Author’s Note: This is written for the Holmesslash Yahoo group Friday Fives prompt: Five times Holmes tried to kick his cocaine habit, with rather scary results. This doesn’t have five times and the results aren’t really scary, but it is about angsty drug addiction.
Summary: With Watson gone, Holmes’ drug use consumes him.
The Needle
The needle calls me. Watson would say I was being foolish. He would tell me that I should fight my dependency and reject that sinister narcotic. But Watson is not here; he’s off to his new and happily married life. I remain behind, alone with my bleak thoughts. And the needle calls me.
I tried, I truly did, to put it all behind me. I could see his grief each time I succumbed, his silent agony at my craving. He could no longer watch, he said, as I destroyed my life. And I would stop – for a day, a week, a case. But in the end, I suppose, the lure of the needle was stronger than the regard for my friend.
And now Watson is gone and I am alone. There is no sense, no purpose, no distraction from the terrible and all-consuming call of the needle. There is no friend to share my rooms, my life. I am amazed at how much I depended on him, how much I needed him, how much I valued him, now that he is well and truly gone.
Without conscious thought the needle is in my arm, the plunger depressed, the narcotic dancing through my vein. I lay back, welcoming it, allowing it to ravage my body and calm my mind. It is all I have left in the world.
Holmes/Watson canon angst reply - part 1
Date: 2007-08-04 08:18 am (UTC)I take it this is all very canon then? The drug use and Watson's leaving/marrying?
Yes (although Watson leaving because of Holmes’ drug use is certainly an interpretation). Holmes definitely had a cocaine (and morphine) habit, and Watson gets married and moves out, although it’s assumed that his wife died during The Hiatus (more on that later).
The Sign of Four (the second Holmes story published) begins with Watson complaining to Holmes about his drug use:
… I suddenly felt I could hold out no longer.
“What is it to-day,” I asked, “morphine or cocaine?”
…
“It is cocaine,” he said, “a seven-per-cent solution. Would you care to try it?”
“No, indeed,” I answered brusquely…
…
“But consider!” I said earnestly. “Consider the cost! Your brain may, as you say, be roused and excited, but it is a pathological and morbid process which involves increased tissue-change and may at least leave a permanent weakness. You know, too, what a black reaction comes upon you….”
It’s interesting to note that cocaine and morphine were both perfectly legal at the time the stories were written, yet Watson is quite vehemently opposed to the drugs and the damage they were doing to Holmes.

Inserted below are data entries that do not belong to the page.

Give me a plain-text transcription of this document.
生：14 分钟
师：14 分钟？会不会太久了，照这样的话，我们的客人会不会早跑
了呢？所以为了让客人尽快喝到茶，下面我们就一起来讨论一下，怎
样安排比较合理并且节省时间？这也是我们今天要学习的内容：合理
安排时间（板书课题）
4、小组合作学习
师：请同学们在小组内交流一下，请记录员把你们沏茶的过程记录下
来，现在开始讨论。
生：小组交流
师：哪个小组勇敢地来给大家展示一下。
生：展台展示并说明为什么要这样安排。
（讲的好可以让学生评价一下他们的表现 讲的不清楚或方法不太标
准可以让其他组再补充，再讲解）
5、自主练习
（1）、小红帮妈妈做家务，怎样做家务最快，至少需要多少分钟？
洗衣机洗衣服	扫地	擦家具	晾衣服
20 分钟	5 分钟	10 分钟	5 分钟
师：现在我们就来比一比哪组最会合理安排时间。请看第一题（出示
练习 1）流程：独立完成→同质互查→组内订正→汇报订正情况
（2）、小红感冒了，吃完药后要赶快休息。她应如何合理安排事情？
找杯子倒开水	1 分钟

At the end of this story, Watson is engaged to their client, Mary Morstan, and Holmes states:
”I feared as much,” said he. “I really cannot congratulate you.”
The story ends with Holmes succumbing to cocaine again:
”The division seems rather unfair,” I remarked. “You have done all the work in this business. I get a wife, Jones gets the credit, pray what remains for you?”

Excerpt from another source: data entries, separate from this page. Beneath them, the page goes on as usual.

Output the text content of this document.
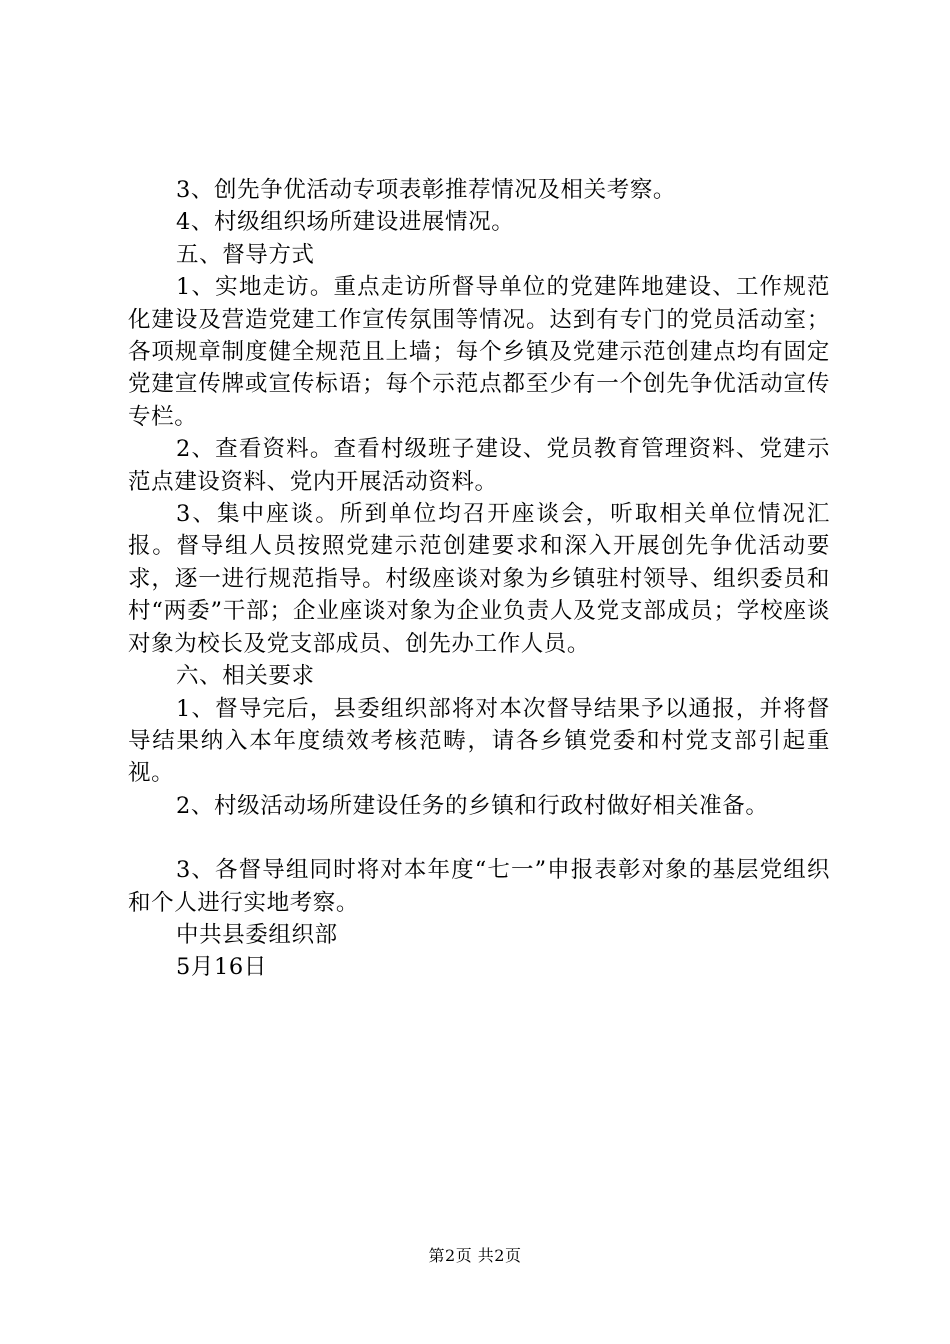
3、创先争优活动专项表彰推荐情况及相关考察。

4、村级组织场所建设进展情况。

五、督导方式

1、实地走访。重点走访所督导单位的党建阵地建设、工作规范化建设及营造党建工作宣传氛围等情况。达到有专门的党员活动室；各项规章制度健全规范且上墙；每个乡镇及党建示范创建点均有固定党建宣传牌或宣传标语；每个示范点都至少有一个创先争优活动宣传专栏。

2、查看资料。查看村级班子建设、党员教育管理资料、党建示范点建设资料、党内开展活动资料。

3、集中座谈。所到单位均召开座谈会，听取相关单位情况汇报。督导组人员按照党建示范创建要求和深入开展创先争优活动要求，逐一进行规范指导。村级座谈对象为乡镇驻村领导、组织委员和村“两委”干部；企业座谈对象为企业负责人及党支部成员；学校座谈对象为校长及党支部成员、创先办工作人员。

六、相关要求

1、督导完后，县委组织部将对本次督导结果予以通报，并将督导结果纳入本年度绩效考核范畴，请各乡镇党委和村党支部引起重视。

2、村级活动场所建设任务的乡镇和行政村做好相关准备。

3、各督导组同时将对本年度“七一”申报表彰对象的基层党组织和个人进行实地考察。

中共县委组织部

5月16日

第2页 共2页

“For me,” said Sherlock Holmes, “there still remains the cocaine bottle.” And he stretched his long white hand up for it.
So, yes, Holmes’ drug use is definitely an issue. In canon. Oh, the angst!

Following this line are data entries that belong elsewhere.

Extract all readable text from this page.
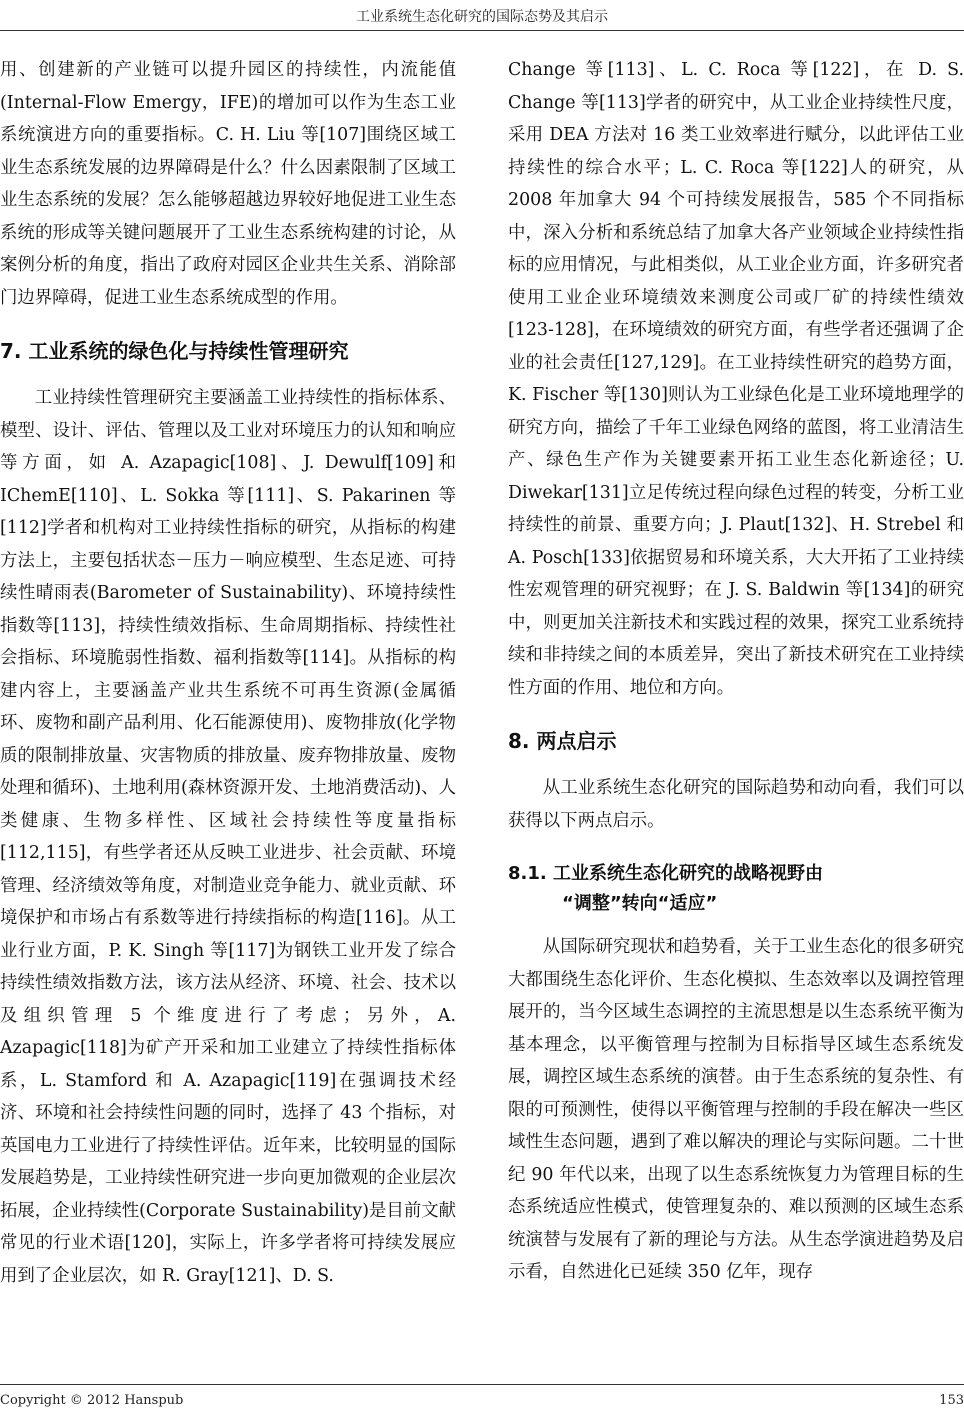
工业系统生态化研究的国际态势及其启示

用、创建新的产业链可以提升园区的持续性，内流能值(Internal-Flow Emergy，IFE)的增加可以作为生态工业系统演进方向的重要指标。C. H. Liu 等[107]围绕区域工业生态系统发展的边界障碍是什么？什么因素限制了区域工业生态系统的发展？怎么能够超越边界较好地促进工业生态系统的形成等关键问题展开了工业生态系统构建的讨论，从案例分析的角度，指出了政府对园区企业共生关系、消除部门边界障碍，促进工业生态系统成型的作用。

7. 工业系统的绿色化与持续性管理研究

工业持续性管理研究主要涵盖工业持续性的指标体系、模型、设计、评估、管理以及工业对环境压力的认知和响应等方面，如 A. Azapagic[108]、J. Dewulf[109]和 IChemE[110]、L. Sokka 等[111]、S. Pakarinen 等[112]学者和机构对工业持续性指标的研究，从指标的构建方法上，主要包括状态－压力－响应模型、生态足迹、可持续性晴雨表(Barometer of Sustainability)、环境持续性指数等[113]，持续性绩效指标、生命周期指标、持续性社会指标、环境脆弱性指数、福利指数等[114]。从指标的构建内容上，主要涵盖产业共生系统不可再生资源(金属循环、废物和副产品利用、化石能源使用)、废物排放(化学物质的限制排放量、灾害物质的排放量、废弃物排放量、废物处理和循环)、土地利用(森林资源开发、土地消费活动)、人类健康、生物多样性、区域社会持续性等度量指标[112,115]，有些学者还从反映工业进步、社会贡献、环境管理、经济绩效等角度，对制造业竞争能力、就业贡献、环境保护和市场占有系数等进行持续指标的构造[116]。从工业行业方面，P. K. Singh 等[117]为钢铁工业开发了综合持续性绩效指数方法，该方法从经济、环境、社会、技术以及组织管理 5 个维度进行了考虑；另外，A. Azapagic[118]为矿产开采和加工业建立了持续性指标体系，L. Stamford 和 A. Azapagic[119]在强调技术经济、环境和社会持续性问题的同时，选择了 43 个指标，对英国电力工业进行了持续性评估。近年来，比较明显的国际发展趋势是，工业持续性研究进一步向更加微观的企业层次拓展，企业持续性(Corporate Sustainability)是目前文献常见的行业术语[120]，实际上，许多学者将可持续发展应用到了企业层次，如 R. Gray[121]、D. S.

Change 等[113]、L. C. Roca 等[122]，在 D. S. Change 等[113]学者的研究中，从工业企业持续性尺度，采用 DEA 方法对 16 类工业效率进行赋分，以此评估工业持续性的综合水平；L. C. Roca 等[122]人的研究，从 2008 年加拿大 94 个可持续发展报告，585 个不同指标中，深入分析和系统总结了加拿大各产业领域企业持续性指标的应用情况，与此相类似，从工业企业方面，许多研究者使用工业企业环境绩效来测度公司或厂矿的持续性绩效[123-128]，在环境绩效的研究方面，有些学者还强调了企业的社会责任[127,129]。在工业持续性研究的趋势方面，K. Fischer 等[130]则认为工业绿色化是工业环境地理学的研究方向，描绘了千年工业绿色网络的蓝图，将工业清洁生产、绿色生产作为关键要素开拓工业生态化新途径；U. Diwekar[131]立足传统过程向绿色过程的转变，分析工业持续性的前景、重要方向；J. Plaut[132]、H. Strebel 和 A. Posch[133]依据贸易和环境关系，大大开拓了工业持续性宏观管理的研究视野；在 J. S. Baldwin 等[134]的研究中，则更加关注新技术和实践过程的效果，探究工业系统持续和非持续之间的本质差异，突出了新技术研究在工业持续性方面的作用、地位和方向。

8. 两点启示

从工业系统生态化研究的国际趋势和动向看，我们可以获得以下两点启示。

8.1. 工业系统生态化研究的战略视野由
“调整”转向“适应”

从国际研究现状和趋势看，关于工业生态化的很多研究大都围绕生态化评价、生态化模拟、生态效率以及调控管理展开的，当今区域生态调控的主流思想是以生态系统平衡为基本理念，以平衡管理与控制为目标指导区域生态系统发展，调控区域生态系统的演替。由于生态系统的复杂性、有限的可预测性，使得以平衡管理与控制的手段在解决一些区域性生态问题，遇到了难以解决的理论与实际问题。二十世纪 90 年代以来，出现了以生态系统恢复力为管理目标的生态系统适应性模式，使管理复杂的、难以预测的区域生态系统演替与发展有了新的理论与方法。从生态学演进趋势及启示看，自然进化已延续 350 亿年，现存

Copyright © 2012 Hanspub	153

There’s a bit of a debate as to how many wives Watson had. It ranges from one (Mary) to three (two other unnamed ones) mainly because Watson (well, Arthur Conan Doyle really) couldn’t keep his dates straight if his life depended on it. The accepted date for the occurrences in The Sign of Four is 1888, although Watson will date stories in 1887 that discuss his wife and also reference events from The Sign of Four.